Pushpak Shiva-Purana Buch 1Zurück WeiterNews

Kapitel 5 - Bindugas Erlösung

Saunaka sprach:
Oh Suta, du Glückseliger, du bist gesegnet mit einem in Shiva vertieften Geist. Die Geschichte, die du uns eben erzählt hast, ist wundervoll und steigert die Hingabe. Was tat Cancula, nachdem sie Erlösung erlangt hatte? Und erzähl mir auch ganz genau, wie es ihrem Ehemann erging, oh Kluger.

Suta gab zur Antwort:
Einmal trat Cancula vor die Göttin Parvati hin. Sie verbeugte sich und sprach mit gefalteten Händen und in wahrem Entzücken folgende Gebete.

Cancula sprach:
Oh Mutter von Skanda, Tochter des Berges, dir dienen alle Menschen. Oh Geliebte von Shiva, diesem Gewährer aller Freuden mit der Gestalt des Höchsten Brahman. Du bist würdig, von Vishnu, Brahma und anderen verehrt zu werden. Du bist mit und ohne Eigenschaften. Du bist die subtile, ursprüngliche Prakriti (Natur), und deine Formen sind die Existenz, das Wissen und die Glückseligkeit. Du schöpfst, erhältst und vernichtest. In dir sind die drei Gunas (Sattwa, Rajas, Tamas). Du bist die Zuflucht der drei Arten von himmlischen Wesen. Du erhältst Brahma, Vishnu und Shiva.

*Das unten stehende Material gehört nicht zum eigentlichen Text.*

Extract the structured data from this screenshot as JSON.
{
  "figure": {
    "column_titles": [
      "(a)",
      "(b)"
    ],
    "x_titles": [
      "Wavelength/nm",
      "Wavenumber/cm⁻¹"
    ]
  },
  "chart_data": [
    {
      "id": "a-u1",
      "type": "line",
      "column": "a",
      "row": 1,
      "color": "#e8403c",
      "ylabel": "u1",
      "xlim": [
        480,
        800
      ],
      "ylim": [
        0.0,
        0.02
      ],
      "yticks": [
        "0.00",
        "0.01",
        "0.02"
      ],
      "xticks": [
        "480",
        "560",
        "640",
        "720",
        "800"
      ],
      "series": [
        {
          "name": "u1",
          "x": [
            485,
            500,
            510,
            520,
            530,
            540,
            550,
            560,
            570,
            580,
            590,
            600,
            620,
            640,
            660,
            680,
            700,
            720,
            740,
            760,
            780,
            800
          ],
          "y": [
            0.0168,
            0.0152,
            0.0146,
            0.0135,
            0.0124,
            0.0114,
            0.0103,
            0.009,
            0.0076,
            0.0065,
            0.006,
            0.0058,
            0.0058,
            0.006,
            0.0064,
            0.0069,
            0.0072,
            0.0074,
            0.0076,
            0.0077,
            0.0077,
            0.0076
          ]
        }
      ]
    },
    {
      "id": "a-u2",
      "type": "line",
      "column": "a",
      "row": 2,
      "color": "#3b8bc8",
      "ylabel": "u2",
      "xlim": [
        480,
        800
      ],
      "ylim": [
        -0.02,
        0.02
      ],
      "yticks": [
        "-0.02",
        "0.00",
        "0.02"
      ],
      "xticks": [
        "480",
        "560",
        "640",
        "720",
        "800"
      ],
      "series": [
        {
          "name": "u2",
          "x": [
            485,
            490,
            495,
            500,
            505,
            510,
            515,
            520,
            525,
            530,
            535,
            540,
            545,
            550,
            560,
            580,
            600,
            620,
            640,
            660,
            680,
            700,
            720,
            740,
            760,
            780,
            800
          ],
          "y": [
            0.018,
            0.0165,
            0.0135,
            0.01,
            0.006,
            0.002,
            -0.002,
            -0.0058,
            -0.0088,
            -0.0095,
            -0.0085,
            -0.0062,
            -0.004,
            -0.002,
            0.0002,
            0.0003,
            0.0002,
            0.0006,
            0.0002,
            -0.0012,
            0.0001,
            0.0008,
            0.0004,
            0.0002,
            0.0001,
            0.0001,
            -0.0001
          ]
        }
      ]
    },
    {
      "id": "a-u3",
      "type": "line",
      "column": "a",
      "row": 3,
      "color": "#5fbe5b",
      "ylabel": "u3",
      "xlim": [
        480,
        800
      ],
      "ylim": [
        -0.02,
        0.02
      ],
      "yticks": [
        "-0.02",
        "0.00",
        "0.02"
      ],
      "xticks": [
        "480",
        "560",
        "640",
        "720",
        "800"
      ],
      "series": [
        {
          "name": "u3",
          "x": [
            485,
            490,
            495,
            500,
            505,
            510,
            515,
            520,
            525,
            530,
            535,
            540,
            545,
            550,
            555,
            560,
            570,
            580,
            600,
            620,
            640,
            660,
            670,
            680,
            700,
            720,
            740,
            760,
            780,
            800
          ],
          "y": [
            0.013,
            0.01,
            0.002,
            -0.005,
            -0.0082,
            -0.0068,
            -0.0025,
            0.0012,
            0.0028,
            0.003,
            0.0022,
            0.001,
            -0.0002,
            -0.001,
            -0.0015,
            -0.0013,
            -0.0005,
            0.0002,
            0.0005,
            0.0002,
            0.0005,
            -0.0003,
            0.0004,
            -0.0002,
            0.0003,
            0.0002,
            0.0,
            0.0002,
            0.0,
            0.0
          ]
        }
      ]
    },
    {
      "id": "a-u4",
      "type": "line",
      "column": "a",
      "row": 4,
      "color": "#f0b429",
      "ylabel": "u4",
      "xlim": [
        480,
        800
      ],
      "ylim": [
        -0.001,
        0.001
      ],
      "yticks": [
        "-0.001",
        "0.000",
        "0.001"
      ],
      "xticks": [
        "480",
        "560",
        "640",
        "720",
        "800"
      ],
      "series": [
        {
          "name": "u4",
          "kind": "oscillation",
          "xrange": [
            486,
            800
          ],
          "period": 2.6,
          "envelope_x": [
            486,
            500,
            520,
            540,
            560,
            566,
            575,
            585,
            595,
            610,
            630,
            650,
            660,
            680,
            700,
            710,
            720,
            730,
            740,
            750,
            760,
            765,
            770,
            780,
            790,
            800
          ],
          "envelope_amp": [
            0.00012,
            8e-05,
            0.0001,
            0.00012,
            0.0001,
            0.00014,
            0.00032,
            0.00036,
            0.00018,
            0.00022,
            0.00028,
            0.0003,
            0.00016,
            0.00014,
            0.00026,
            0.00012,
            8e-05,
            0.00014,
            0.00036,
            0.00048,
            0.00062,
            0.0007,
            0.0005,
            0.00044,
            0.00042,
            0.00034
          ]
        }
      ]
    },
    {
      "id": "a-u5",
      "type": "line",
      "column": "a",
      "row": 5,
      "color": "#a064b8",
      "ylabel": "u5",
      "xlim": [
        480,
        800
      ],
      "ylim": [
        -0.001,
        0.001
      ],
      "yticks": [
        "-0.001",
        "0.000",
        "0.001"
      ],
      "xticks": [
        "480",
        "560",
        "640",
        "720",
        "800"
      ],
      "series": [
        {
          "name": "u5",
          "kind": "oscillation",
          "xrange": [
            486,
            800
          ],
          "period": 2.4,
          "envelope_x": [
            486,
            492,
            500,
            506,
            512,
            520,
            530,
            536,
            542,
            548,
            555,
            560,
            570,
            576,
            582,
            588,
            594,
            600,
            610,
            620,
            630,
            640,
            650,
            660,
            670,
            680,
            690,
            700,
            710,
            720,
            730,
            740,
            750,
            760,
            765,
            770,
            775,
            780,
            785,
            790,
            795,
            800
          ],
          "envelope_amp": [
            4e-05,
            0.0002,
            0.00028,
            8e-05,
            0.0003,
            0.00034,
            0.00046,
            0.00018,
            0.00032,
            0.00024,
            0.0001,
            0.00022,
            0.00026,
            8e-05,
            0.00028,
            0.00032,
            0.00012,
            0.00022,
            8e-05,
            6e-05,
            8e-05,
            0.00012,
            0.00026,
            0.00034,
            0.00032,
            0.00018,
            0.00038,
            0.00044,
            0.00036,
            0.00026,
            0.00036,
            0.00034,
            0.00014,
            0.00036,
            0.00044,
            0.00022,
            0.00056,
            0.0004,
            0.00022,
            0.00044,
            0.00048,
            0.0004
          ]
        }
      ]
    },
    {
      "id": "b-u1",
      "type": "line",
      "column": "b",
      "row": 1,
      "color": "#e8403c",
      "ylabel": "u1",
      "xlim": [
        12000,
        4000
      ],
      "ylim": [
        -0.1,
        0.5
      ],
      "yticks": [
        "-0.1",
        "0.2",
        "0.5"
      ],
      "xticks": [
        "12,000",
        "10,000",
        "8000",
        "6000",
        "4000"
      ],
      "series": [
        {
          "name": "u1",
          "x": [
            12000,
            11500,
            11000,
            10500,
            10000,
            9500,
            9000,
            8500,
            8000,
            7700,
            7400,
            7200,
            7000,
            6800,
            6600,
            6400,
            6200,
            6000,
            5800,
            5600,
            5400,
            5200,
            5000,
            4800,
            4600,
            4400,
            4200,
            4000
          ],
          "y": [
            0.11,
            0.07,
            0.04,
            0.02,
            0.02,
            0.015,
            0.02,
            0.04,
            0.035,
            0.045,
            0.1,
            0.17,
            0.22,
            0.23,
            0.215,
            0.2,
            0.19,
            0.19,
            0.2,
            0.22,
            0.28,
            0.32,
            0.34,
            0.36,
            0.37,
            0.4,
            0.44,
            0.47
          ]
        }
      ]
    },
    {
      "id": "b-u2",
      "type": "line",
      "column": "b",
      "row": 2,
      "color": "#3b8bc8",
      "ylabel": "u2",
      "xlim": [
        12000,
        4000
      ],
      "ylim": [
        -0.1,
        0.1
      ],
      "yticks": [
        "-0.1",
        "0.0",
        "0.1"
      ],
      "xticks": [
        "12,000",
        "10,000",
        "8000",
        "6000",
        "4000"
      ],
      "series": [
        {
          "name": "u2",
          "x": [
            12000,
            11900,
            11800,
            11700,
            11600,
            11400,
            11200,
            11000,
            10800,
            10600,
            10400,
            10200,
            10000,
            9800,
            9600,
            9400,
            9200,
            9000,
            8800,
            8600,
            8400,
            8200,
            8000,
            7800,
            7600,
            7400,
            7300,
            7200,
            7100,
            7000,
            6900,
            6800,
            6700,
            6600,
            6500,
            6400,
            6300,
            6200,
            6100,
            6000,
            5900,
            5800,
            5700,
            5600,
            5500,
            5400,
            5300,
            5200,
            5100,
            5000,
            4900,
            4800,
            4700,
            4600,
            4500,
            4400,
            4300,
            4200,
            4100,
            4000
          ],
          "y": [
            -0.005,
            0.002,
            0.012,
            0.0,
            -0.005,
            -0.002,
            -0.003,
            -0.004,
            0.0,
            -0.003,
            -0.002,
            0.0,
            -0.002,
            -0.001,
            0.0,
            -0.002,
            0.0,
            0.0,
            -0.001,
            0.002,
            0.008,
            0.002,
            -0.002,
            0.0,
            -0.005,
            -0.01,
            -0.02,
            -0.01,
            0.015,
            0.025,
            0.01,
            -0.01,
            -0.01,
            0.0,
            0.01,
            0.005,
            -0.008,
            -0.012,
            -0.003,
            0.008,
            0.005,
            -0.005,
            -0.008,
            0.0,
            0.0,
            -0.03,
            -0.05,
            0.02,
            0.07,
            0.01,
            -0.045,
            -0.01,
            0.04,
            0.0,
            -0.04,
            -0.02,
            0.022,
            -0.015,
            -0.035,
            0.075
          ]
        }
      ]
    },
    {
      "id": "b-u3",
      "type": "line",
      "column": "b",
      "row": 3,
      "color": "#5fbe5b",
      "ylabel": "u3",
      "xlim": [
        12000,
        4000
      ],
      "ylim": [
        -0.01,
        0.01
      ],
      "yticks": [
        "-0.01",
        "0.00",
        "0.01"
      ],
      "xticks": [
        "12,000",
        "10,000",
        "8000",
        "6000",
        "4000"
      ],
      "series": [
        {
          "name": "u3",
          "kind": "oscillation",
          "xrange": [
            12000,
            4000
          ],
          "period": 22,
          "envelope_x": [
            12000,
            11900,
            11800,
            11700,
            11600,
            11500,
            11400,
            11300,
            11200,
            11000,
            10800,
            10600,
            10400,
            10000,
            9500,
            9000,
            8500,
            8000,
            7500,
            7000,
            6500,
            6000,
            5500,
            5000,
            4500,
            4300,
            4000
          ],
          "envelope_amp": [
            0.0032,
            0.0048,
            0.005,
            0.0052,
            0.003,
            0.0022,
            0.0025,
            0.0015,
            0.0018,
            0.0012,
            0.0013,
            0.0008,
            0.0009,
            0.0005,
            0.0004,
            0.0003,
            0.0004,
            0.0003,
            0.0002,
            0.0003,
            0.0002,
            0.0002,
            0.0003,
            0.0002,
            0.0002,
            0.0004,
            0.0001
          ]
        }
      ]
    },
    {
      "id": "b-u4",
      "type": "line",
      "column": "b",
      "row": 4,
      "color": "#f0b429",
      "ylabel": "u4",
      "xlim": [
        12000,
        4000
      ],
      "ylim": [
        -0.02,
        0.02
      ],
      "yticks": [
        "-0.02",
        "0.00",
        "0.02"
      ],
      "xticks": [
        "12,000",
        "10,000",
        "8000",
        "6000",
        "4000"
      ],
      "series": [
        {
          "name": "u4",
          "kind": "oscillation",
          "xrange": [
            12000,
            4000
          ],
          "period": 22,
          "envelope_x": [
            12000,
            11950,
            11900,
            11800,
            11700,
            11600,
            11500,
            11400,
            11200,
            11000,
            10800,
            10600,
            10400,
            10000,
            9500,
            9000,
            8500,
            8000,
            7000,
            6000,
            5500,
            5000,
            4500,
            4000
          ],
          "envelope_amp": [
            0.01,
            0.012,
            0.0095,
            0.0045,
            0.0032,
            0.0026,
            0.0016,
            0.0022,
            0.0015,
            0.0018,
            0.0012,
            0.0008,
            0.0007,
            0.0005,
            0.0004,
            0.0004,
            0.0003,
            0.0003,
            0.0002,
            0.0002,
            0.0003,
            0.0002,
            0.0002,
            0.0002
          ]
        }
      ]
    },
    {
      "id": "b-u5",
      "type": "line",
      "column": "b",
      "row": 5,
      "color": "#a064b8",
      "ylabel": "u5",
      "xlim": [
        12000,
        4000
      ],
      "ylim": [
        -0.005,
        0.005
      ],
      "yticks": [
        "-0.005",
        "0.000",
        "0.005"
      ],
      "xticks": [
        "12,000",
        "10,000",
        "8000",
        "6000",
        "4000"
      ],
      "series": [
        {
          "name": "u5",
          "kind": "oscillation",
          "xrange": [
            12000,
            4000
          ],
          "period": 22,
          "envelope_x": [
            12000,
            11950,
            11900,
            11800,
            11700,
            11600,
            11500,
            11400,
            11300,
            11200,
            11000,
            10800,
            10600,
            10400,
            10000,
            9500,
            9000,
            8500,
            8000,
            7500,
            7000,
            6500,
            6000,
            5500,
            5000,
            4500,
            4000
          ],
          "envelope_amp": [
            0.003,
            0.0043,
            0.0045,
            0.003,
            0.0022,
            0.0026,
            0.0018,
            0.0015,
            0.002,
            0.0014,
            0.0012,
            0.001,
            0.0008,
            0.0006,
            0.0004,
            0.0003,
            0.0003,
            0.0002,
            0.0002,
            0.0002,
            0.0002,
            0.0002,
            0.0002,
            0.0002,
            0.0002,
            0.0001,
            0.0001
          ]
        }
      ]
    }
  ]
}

So richtete Cancula ihre Gebete an die Göttin mit geneigtem Haupt und Tränen der Liebe in den Augen. Parvati, die Geliebte Shivas, ist ihren Anhängern immer zugetan, und von Mitgefühl bewegt sprach sie liebevoll zu Cancula:
Oh meine Freundin Cancula, mich erfreuen deine Gebete. Nun, schöne Frau, welchen Segen erbittest du von mir? Sag es, es gibt nichts, was ich dir nicht geben könnte.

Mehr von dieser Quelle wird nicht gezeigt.